The idea for the Charlemagne Prize came about in a meeting of the ‘Corona Legentium Aquensis,’ a literary society founded by Kurt Pfeiffer in 1946. The group served as a discussion forum for Aachen’s high society; it organized exhibitions and invited politicians, scientists and artists from all over Europe to give presentations in Aachen.
In a speech, Pfeiffer sketched out the situation of the Cold War, which was just beginning, and warned about the effects it would have on the young Federal Republic of Germany. Referring to the ideas of British historian Arnold J. Toynbee, he called upon all Western Europeans to take responsibility for European unity, and in particular for the peaceful resolution of political conflicts. The proposed international prize was primarily intended to win over the Western public to the idea of a united Europe. Pfeiffer’s speech essentially described all of the characteristics that would become the Charlemagne Prize—other than the date for the award ceremony, for which he initially suggested the highly symbolic 1st of May rather than Ascension Day.
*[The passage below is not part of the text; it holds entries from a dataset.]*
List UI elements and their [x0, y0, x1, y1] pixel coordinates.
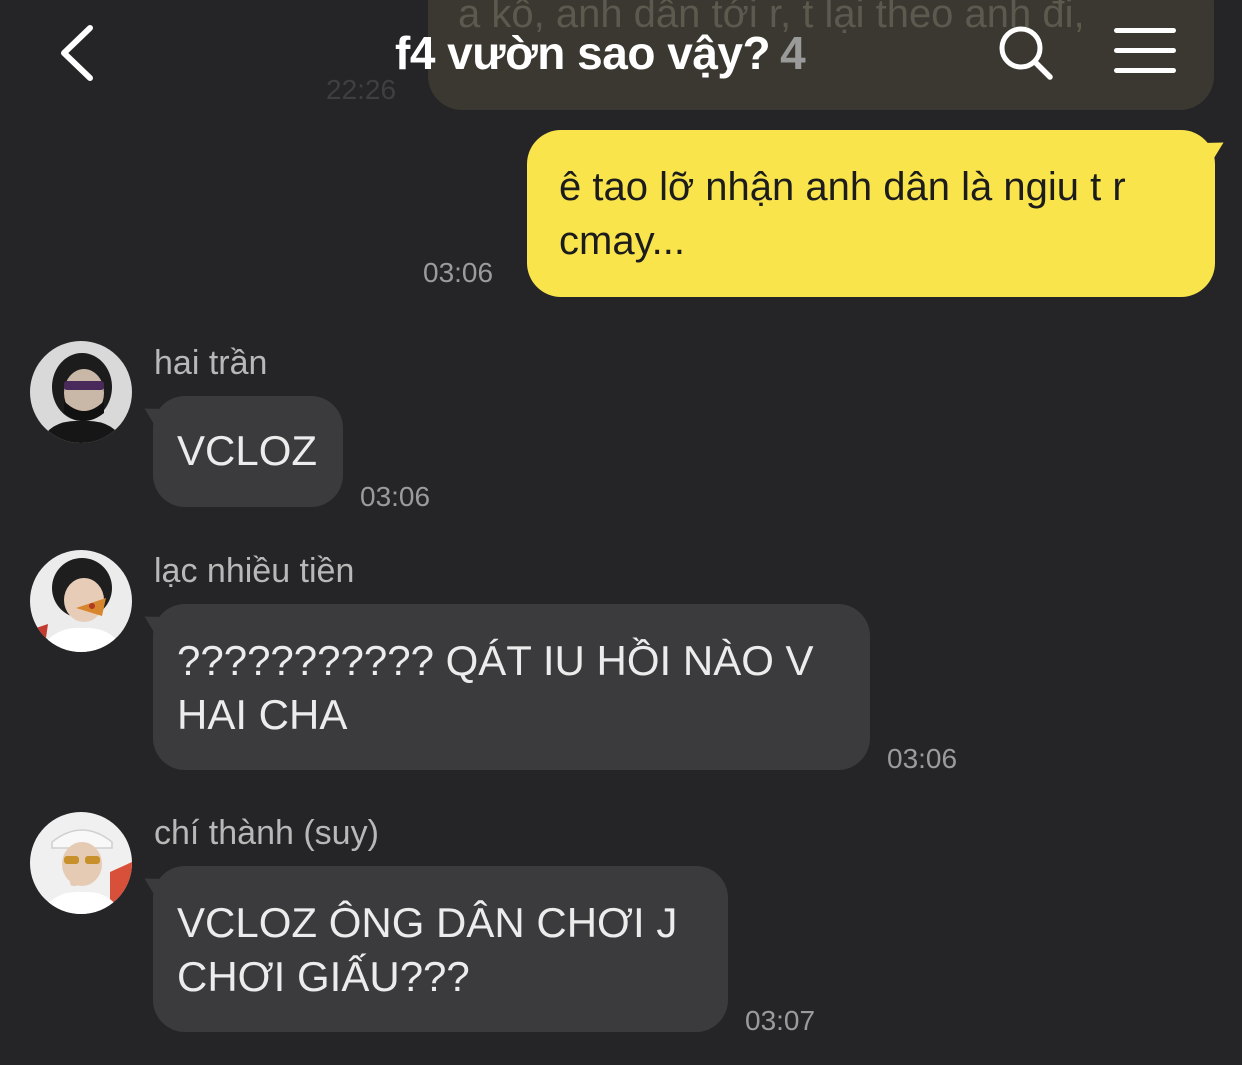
message-text: ??????????? QÁT IU HỒI NÀO V HAI CHA — [177, 637, 814, 738]
message-text: ê tao lỡ nhận anh dân là ngiu t r cmay..… — [559, 165, 1126, 263]
message-text: VCLOZ — [177, 427, 318, 474]
message-time: 03:06 — [360, 481, 431, 512]
back-button[interactable] — [52, 22, 112, 84]
chevron-left-icon — [61, 25, 93, 81]
message-time: 03:07 — [745, 1005, 816, 1036]
incoming-message-bubble[interactable]: VCLOZ — [153, 396, 343, 507]
avatar[interactable] — [30, 341, 132, 443]
search-button[interactable] — [996, 24, 1056, 84]
avatar[interactable] — [30, 550, 132, 652]
outgoing-message-bubble[interactable]: ê tao lỡ nhận anh dân là ngiu t r cmay..… — [527, 130, 1215, 297]
message-time: 03:06 — [887, 743, 958, 774]
menu-button[interactable] — [1114, 28, 1178, 76]
incoming-message-bubble[interactable]: VCLOZ ÔNG DÂN CHƠI J CHƠI GIẤU??? — [153, 866, 728, 1032]
member-count: 4 — [780, 27, 806, 79]
sender-name: lạc nhiều tiền — [154, 552, 355, 590]
avatar[interactable] — [30, 812, 132, 914]
avatar-image — [30, 341, 132, 443]
chat-header: f4 vườn sao vậy? 4 — [0, 0, 1242, 110]
message-time: 03:06 — [423, 257, 494, 288]
search-icon — [999, 26, 1053, 80]
avatar-image — [30, 550, 132, 652]
message-text: VCLOZ ÔNG DÂN CHƠI J CHƠI GIẤU??? — [177, 899, 678, 1000]
chat-title-text: f4 vườn sao vậy? — [395, 27, 771, 79]
chat-title[interactable]: f4 vườn sao vậy? 4 — [395, 26, 806, 82]
incoming-message-bubble[interactable]: ??????????? QÁT IU HỒI NÀO V HAI CHA — [153, 604, 870, 770]
hamburger-menu-icon — [1114, 28, 1176, 33]
sender-name: chí thành (suy) — [154, 814, 379, 852]
avatar-image — [30, 812, 132, 914]
sender-name: hai trần — [154, 344, 268, 382]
Pfeiffer won the support of the city’s most important representatives of politics, culture, economics and academia. In the Proclamation of Christmas 1949—the prize’s foundational document—Aachen’s border location is interpreted as an obligation to mediate between peoples and to overcome “national narrow-mindedness.” By using the name of Charlemagne, the proclamation also included the idea of the Christian Occident—symbolically looking backward to the Carolingian Empire as inspiration for unity in administration, culture, religion, legislation and writing, while pointing the way toward the future with a model for the task ahead: the economic and political unification of Europe. The proclamation is thus also an artifact of its era, shaped by an anti-communist European image with strong Catholic tendencies.